Gold prospectors come and go—but water sellers keep collecting.
Yet calling this “selling water” or “selling shovels” isn’t quite enough. Plenty of shovel sellers failed. Atallah did something more precise: he consistently positioned himself at the aggregation layer.
Not just any tool collects tolls—you must be the one consolidating fragmented supply. The more fragmented the supply—and the higher the switching costs—the more pricing power the aggregation layer commands.
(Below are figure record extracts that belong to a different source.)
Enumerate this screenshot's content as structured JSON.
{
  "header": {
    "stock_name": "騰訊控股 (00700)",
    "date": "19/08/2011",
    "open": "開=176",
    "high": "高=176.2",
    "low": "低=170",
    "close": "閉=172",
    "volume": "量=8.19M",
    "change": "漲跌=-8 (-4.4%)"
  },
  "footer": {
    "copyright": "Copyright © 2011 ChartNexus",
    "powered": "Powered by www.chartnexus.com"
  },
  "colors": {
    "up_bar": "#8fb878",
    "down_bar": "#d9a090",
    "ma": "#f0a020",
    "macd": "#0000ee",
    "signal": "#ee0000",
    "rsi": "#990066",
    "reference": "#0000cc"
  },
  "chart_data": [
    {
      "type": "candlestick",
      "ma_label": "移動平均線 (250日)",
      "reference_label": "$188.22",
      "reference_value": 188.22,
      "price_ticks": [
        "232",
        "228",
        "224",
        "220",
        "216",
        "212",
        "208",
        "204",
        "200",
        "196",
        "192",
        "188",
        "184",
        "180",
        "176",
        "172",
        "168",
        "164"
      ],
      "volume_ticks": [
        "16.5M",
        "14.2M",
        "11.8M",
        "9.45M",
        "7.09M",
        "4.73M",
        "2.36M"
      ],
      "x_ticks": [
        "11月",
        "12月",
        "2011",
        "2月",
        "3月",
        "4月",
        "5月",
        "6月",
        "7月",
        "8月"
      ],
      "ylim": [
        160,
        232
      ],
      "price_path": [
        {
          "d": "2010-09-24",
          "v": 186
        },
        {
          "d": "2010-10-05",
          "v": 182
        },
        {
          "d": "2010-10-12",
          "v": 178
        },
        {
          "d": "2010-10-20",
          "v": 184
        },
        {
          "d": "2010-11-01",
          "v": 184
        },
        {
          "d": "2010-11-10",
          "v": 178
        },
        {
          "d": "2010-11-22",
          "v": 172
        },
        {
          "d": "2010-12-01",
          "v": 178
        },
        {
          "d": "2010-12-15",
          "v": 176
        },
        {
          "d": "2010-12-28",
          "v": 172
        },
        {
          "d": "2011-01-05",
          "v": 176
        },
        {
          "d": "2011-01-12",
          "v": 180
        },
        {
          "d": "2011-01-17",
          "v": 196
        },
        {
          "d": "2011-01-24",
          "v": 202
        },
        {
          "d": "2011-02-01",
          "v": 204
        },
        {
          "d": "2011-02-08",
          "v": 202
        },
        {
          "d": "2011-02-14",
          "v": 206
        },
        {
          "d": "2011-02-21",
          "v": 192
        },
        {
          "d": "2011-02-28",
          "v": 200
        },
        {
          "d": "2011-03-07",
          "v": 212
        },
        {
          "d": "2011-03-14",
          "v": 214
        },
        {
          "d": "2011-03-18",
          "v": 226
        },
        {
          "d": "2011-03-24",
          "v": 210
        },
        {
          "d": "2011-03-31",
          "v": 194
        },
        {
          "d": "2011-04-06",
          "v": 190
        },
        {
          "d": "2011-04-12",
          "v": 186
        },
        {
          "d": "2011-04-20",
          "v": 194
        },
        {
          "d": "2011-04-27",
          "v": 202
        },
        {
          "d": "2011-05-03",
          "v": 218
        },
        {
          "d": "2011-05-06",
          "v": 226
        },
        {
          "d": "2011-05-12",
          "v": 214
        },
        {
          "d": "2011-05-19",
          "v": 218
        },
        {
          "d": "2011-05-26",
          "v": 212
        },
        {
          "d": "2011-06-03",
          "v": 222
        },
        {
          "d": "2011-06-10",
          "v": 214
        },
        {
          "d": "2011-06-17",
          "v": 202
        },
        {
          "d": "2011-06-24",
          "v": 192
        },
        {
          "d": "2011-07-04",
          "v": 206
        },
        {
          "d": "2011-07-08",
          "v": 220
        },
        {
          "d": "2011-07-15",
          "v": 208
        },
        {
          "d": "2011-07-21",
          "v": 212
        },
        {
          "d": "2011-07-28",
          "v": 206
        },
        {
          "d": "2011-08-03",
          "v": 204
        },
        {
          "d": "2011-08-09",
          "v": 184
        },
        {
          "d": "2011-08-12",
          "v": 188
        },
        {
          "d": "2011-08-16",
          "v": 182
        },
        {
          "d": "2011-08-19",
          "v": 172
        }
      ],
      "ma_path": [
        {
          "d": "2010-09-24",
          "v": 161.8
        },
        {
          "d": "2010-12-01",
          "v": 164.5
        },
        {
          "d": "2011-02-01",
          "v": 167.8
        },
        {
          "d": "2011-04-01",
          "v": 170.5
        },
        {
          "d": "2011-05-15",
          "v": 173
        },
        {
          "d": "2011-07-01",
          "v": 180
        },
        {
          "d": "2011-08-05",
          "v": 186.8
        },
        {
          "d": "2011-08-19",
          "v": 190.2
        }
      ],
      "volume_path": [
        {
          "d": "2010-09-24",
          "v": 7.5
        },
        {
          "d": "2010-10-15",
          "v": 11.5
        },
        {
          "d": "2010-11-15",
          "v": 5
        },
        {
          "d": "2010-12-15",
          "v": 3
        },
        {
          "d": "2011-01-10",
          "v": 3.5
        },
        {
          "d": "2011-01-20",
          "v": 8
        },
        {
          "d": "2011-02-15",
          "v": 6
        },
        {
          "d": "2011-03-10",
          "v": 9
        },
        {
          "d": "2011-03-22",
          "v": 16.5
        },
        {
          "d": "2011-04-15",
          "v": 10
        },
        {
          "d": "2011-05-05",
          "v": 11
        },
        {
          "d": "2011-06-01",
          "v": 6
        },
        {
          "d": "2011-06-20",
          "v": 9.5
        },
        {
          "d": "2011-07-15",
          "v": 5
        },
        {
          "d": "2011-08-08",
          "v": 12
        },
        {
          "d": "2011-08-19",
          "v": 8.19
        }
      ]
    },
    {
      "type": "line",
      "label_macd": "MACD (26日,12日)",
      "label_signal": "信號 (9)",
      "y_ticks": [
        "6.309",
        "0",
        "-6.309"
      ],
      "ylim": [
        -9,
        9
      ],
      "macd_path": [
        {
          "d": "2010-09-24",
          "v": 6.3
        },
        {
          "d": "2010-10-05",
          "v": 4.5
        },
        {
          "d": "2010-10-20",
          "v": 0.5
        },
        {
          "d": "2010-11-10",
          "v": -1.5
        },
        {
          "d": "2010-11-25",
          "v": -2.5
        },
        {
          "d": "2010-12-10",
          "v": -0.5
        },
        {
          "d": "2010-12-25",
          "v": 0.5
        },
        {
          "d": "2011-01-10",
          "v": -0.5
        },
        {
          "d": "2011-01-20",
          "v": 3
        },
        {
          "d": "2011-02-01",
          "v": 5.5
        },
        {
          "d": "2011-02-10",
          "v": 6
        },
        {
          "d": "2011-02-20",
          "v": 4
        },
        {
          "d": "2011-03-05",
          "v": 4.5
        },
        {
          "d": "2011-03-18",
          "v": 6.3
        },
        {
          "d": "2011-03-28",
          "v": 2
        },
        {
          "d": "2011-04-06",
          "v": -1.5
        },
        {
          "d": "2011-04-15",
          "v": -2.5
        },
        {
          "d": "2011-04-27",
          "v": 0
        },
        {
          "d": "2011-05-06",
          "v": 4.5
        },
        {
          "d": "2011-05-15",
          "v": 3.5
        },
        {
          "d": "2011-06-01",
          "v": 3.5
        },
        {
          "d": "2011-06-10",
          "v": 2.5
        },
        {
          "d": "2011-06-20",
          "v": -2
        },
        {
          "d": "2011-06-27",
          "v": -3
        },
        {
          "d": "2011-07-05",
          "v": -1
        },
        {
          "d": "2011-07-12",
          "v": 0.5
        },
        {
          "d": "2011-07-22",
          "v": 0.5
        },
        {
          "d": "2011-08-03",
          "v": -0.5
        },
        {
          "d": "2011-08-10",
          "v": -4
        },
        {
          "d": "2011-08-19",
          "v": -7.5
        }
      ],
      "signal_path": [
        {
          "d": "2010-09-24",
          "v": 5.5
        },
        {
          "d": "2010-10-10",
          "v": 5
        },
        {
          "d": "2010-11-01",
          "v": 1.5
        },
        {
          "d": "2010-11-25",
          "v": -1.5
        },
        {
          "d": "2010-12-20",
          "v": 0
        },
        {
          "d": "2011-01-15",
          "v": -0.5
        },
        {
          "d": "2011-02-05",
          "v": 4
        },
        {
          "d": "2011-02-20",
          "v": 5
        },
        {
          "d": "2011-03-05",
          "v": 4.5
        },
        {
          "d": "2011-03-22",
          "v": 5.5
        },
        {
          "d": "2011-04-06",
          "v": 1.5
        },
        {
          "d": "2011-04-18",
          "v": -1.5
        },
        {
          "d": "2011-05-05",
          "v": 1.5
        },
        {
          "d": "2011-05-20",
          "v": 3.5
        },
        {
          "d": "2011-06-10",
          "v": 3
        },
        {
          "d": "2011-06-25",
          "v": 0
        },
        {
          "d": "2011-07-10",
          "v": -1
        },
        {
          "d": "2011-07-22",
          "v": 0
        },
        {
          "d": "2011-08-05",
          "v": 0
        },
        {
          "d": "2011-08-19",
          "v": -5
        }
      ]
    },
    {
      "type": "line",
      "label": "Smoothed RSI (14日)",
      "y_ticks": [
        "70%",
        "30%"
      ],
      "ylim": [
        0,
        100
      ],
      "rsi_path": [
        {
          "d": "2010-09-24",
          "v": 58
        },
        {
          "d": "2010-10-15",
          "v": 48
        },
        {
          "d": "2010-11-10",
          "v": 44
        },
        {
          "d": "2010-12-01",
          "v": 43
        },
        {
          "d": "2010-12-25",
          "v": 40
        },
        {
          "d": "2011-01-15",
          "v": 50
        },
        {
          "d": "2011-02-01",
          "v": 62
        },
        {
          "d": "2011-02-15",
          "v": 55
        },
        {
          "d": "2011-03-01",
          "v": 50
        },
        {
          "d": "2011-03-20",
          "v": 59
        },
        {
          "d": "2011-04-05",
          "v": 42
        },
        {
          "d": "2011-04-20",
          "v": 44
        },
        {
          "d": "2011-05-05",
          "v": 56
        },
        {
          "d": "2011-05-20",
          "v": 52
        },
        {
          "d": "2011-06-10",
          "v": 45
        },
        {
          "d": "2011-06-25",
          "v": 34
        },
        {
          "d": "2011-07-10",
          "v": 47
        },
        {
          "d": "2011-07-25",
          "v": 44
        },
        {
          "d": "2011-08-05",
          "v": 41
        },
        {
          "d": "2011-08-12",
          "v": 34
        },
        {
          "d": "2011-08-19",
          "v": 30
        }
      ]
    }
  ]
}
This also explains why he entered both markets so early: aggregation businesses have a defining trait—
The first mover signs up the supply; latecomers struggle to catch up.
So what sets Atallah apart? I’d summarize it in two sentences:
First: Don’t guess who’ll win—just find the intersection everyone must pass through. Second: Build that intersection before anyone realizes they need it.
Truly Exceptional People Don’t Pick the Table
Right now, two voices dominate my circle.
One says AI Agents are toys—OpenClaw does nothing but burn tokens. Another claims this is yet another AI hype bubble—forgotten within three months.
Both views may be correct.
But for someone like Alex Atallah, it doesn’t matter.
Whether OpenClaw is useful or not—he’s still collecting fees. If you uninstall it today because you think crayfish are boring, the tokens you burned over the past two weeks have already passed through his hands.
Some called NFTs dirty, Ponzi-like, fraudulent—and he built a $13.3 billion company on it. Some call AI Agents a bubble, pure hype, lacking a real business model—and he’s built a $500 million company on it...
Truly exceptional people don’t need us to respect their chosen arena.
He profited from the NFT table. He’s profiting from the AI table. What the next table will be—no one knows.
But I’d bet he’ll be collecting tickets at the door.